Deputy Chief observer, Mark Stevens explained what the team would be doing.
“The observers will be following the work of the Election Commissions to see if they’re prepared for the election, the training of the election polling officials, then they will be following the election campaign. So they’ll be meeting with political parties to see how their campaign is going. They’ll be following the messages of the campaign. They will be following whether political parties have freedom of assembly, freedom of movement and freedom of expression,” he said.
An EU EOM statement said this was a second group of observers, made up of 30 people, to be deployed across the country. The first team arrived in Burma on 26 September.
The group was expected to travel across 14 states and divisions in Burma, and operate for around five to six weeks, the statement added.
Stevens said every area of the country was critical.
“Every area is critical. The important thing is people in Burma have a right to vote and the right to vote freely, and will vote secretly in the election day. The political parties will be campaigning in all the region and states. We don’t place any more emphasis on one area than another. We try to cover the entire country to get a general coverage of the big picture,” he said.
Foreign observers were not allowed in the 2010 general elections that ushered in Burma’s first semi-civilian government after almost half a century of military rule.
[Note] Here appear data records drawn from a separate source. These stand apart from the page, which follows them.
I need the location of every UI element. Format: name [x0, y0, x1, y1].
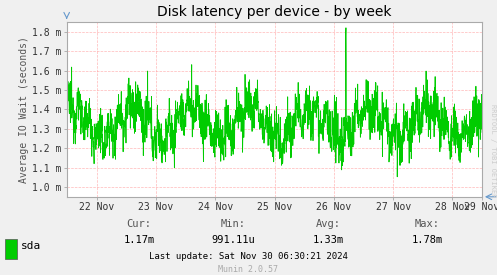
Text: Avg:: Avg: — [316, 219, 340, 229]
Text: RRDTOOL / TOBI OETIKER: RRDTOOL / TOBI OETIKER — [490, 104, 496, 198]
Text: Munin 2.0.57: Munin 2.0.57 — [219, 265, 278, 274]
Title: Disk latency per device - by week: Disk latency per device - by week — [158, 6, 392, 20]
Text: Cur:: Cur: — [127, 219, 152, 229]
Y-axis label: Average IO Wait (seconds): Average IO Wait (seconds) — [19, 36, 29, 183]
Text: sda: sda — [21, 241, 42, 251]
Text: 1.17m: 1.17m — [124, 235, 155, 245]
Text: 991.11u: 991.11u — [212, 235, 255, 245]
Text: 1.78m: 1.78m — [412, 235, 443, 245]
Text: Max:: Max: — [415, 219, 440, 229]
Text: Last update: Sat Nov 30 06:30:21 2024: Last update: Sat Nov 30 06:30:21 2024 — [149, 252, 348, 261]
Text: 1.33m: 1.33m — [313, 235, 343, 245]
Text: Min:: Min: — [221, 219, 246, 229]
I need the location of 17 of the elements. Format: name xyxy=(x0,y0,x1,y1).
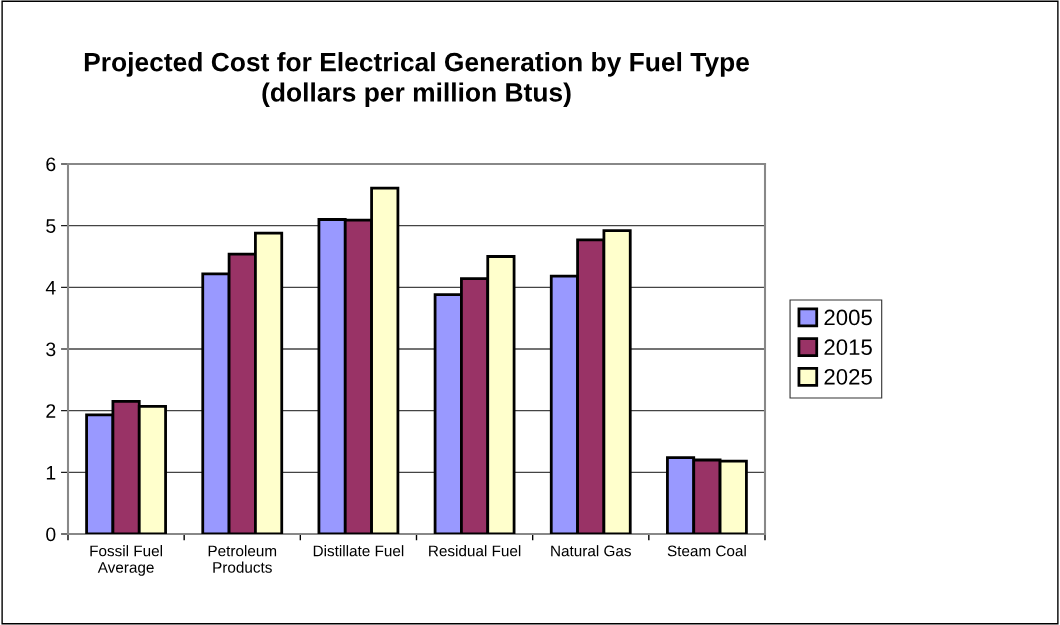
legend-label: 2005 xyxy=(824,309,872,326)
x-tick-label: Natural Gas xyxy=(551,545,631,557)
legend-label: 2025 xyxy=(824,369,872,385)
x-tick-label: Residual Fuel xyxy=(429,545,521,557)
y-tick-label: 2 xyxy=(46,404,56,418)
y-tick-label: 1 xyxy=(46,466,56,480)
x-tick-label: Petroleum Products xyxy=(208,545,277,573)
legend-label: 2015 xyxy=(824,339,872,356)
y-tick-label: 5 xyxy=(46,219,56,233)
x-tick-label: Fossil Fuel Average xyxy=(90,545,162,576)
y-tick-label: 0 xyxy=(46,527,56,542)
x-tick-label: Steam Coal xyxy=(667,545,746,557)
y-tick-label: 6 xyxy=(46,157,56,172)
y-tick-label: 4 xyxy=(45,281,56,295)
y-tick-label: 3 xyxy=(46,342,56,357)
x-tick-label: Distillate Fuel xyxy=(313,545,404,557)
chart-title: Projected Cost for Electrical Generation by Fuel Type (dollars per million Btus) xyxy=(84,52,749,107)
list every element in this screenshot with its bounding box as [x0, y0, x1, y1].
Only observers from Southeast Asian nations were invited to the 2012 by-elections, which brought democracy icon Aung San Suu Kyi to parliament.
The November election will see the military-backed ruling party and the National League for Democracy (NLD) party of Nobel laureate Aung San Suu Kyi campaigning for their seats.
The NLD is expected to do well in the election, billed as the country’s first free and fair contest in 25 years, but Burma’s military-drafted constitution blocks Suu Kyi from becoming president because her late husband and two sons are not Burma citizens.
One resident said she didn’t have hopes for the election and that the most important thing was her ability to work.
“I don’t have any hopes, as long as I have a job, I can earn money and I can eat. That is enough. I am only interested in my living,” 38 year-old Yin Yin Aye, Rangoon resident said.
“If the result is a surprise there is nothing we can possibly do. We only wish for the best thing to happen but if not, that is our destiny,” 35 year-old Ma Moe from Rangoon said.
Current President Thein Sein, 70, decided not to run for a parliamentary seat due to his ailing health, but he is eligible for a second term as president, which he says would depend on the “wishes of the people”.
Thein Sein may not have the charisma of the wildly popular opposition leader Suu Kyi, but his reforms and backing from a powerful military that gets a quarter of seats in the parliament means a second term is a possibility, via a post-election parliamentary vote.
In Burma, the president is chosen from three candidates nominated by the two houses of parliament and the military, which holds a quarter of the seats in the bicameral chamber. The president then forms the government.